Using market-based policy to conserve Brazil's forests

Bahia Brazil environmental reserve quotas conservation economics

Photo credit: Daniel Kieling.

Four years ago Brazil's Congress revamped forest conservation requirements enshrined in legislation known as the Forest Code. One intriguing change was to allow for a marketplace in forest conservation obligations. That means that landowners without requisite forest reserves could finance forests off-site, in places with lower costs, more environmental benefits, or both. The new law requires each state to set the rules for these so-called Environmental Reserve Quotas (known by their Portuguese acronym, CRA).
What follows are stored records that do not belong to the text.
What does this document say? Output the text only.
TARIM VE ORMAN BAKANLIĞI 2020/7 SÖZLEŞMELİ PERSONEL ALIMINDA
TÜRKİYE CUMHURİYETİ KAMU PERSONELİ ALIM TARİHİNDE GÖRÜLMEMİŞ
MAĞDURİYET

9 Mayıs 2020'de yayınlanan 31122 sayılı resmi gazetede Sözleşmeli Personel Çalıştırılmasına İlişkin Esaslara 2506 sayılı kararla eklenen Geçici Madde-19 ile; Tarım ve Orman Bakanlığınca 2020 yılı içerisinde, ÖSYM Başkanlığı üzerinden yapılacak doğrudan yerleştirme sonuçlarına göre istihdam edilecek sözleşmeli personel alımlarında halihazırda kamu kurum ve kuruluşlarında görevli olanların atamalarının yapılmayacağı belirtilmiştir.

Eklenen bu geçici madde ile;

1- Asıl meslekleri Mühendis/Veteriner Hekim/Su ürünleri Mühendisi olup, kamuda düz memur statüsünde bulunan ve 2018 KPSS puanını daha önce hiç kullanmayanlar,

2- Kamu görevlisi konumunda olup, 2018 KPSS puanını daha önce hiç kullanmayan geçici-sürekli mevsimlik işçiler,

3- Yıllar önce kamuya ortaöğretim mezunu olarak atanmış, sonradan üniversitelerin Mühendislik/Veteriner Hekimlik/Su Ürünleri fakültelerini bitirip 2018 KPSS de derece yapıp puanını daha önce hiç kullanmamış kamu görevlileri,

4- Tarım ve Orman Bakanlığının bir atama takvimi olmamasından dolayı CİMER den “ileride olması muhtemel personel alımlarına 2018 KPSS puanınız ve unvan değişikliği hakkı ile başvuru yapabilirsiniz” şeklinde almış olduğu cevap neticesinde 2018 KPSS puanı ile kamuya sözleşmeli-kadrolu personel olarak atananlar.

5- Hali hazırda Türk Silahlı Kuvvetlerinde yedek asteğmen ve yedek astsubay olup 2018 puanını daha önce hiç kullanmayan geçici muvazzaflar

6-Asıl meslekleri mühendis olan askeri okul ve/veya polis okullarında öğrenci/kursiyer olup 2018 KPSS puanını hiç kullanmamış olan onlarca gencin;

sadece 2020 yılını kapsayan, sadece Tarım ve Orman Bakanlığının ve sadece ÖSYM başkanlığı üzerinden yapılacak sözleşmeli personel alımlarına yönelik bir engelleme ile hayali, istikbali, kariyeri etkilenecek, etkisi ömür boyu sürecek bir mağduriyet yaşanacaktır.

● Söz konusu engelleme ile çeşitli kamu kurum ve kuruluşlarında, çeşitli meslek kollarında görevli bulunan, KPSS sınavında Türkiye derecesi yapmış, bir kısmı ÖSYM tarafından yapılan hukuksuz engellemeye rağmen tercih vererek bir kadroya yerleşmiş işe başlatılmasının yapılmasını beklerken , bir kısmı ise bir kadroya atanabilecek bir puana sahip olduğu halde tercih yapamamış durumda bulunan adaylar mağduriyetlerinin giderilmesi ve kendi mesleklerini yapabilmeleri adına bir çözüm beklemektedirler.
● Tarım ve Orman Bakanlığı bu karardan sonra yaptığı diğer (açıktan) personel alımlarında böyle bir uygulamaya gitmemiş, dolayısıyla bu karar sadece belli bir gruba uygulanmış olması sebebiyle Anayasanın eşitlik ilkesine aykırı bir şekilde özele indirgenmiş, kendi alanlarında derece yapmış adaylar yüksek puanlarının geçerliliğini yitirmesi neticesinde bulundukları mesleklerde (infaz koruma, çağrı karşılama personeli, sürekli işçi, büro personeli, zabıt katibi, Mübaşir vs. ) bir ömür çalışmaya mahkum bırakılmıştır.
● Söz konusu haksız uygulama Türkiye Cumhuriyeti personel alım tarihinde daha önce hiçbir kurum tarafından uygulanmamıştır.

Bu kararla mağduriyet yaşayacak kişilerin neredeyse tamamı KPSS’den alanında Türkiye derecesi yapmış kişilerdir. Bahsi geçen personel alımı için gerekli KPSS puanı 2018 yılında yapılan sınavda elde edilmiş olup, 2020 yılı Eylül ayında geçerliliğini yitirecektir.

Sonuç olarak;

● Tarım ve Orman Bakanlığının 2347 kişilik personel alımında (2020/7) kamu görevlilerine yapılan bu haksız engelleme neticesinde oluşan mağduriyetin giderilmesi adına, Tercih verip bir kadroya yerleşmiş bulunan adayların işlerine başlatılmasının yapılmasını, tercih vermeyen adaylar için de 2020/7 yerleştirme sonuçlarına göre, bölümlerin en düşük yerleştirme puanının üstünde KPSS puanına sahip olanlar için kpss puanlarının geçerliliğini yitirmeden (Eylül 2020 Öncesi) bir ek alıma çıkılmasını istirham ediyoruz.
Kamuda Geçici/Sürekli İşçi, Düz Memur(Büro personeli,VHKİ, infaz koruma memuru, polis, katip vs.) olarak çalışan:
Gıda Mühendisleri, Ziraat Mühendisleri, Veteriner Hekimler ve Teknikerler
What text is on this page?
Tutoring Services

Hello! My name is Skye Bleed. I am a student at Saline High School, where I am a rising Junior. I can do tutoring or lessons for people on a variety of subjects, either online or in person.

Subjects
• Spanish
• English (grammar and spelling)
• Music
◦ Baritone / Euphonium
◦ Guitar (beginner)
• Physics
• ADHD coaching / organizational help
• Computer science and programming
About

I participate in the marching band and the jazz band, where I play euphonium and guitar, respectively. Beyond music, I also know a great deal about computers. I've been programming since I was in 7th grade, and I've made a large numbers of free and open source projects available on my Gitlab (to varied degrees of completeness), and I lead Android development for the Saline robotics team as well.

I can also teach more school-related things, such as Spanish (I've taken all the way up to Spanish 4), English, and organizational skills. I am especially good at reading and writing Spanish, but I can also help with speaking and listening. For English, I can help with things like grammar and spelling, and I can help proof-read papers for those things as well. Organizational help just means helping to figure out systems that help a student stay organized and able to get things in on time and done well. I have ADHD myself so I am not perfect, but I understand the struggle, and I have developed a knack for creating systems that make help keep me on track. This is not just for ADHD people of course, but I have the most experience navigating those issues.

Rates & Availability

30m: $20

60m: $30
CSF is helping design the policy for the state of Bahia, which has some of the most biodiverse remnants of Atlantic Coastal rainforest, as well as important inland ecosystems. On May 17th, we presented our results to the Bahia Department of Environment (SEMA). The study shows that Bahia can cut the cost of compliance with the federal forest law by over 4 billion reais (Over US$1 billion), while targeting conservation of the areas established as the highest biodiversity priorities by the state and the World Wildlife Fund. The work has been enthusiastically received by state officials as a key input the the policy and one of the finest pieces of conservation policy analysis done in Bahia. Our next step is to provide technical support and advice during the upcoming political process to ensure that environmental policy objectives are considered in the regulation of the CRAs.

Bahia Brazil environmental reserve quotas conservation economics

Later that same week, on May 20th, CSF participated in a roundtable discussion at the Rio Art Museum on economic instruments for conservation and their application in the implementation of the new Forest Code. During the event, we presented the results of our study to a large audience of experts in the field, representatives of government, academia, civil society and the private sector. Our presentation encouraged dynamic discussions of the opportunities and challenges of compliance with the Forest Code, and its influence on meeting the targets set in the Paris 2015 Climate Agreement.

This project is part of CSF's Incentives for Thriving Landscapes program and is made possible by generous support from the Good Energies Foundation.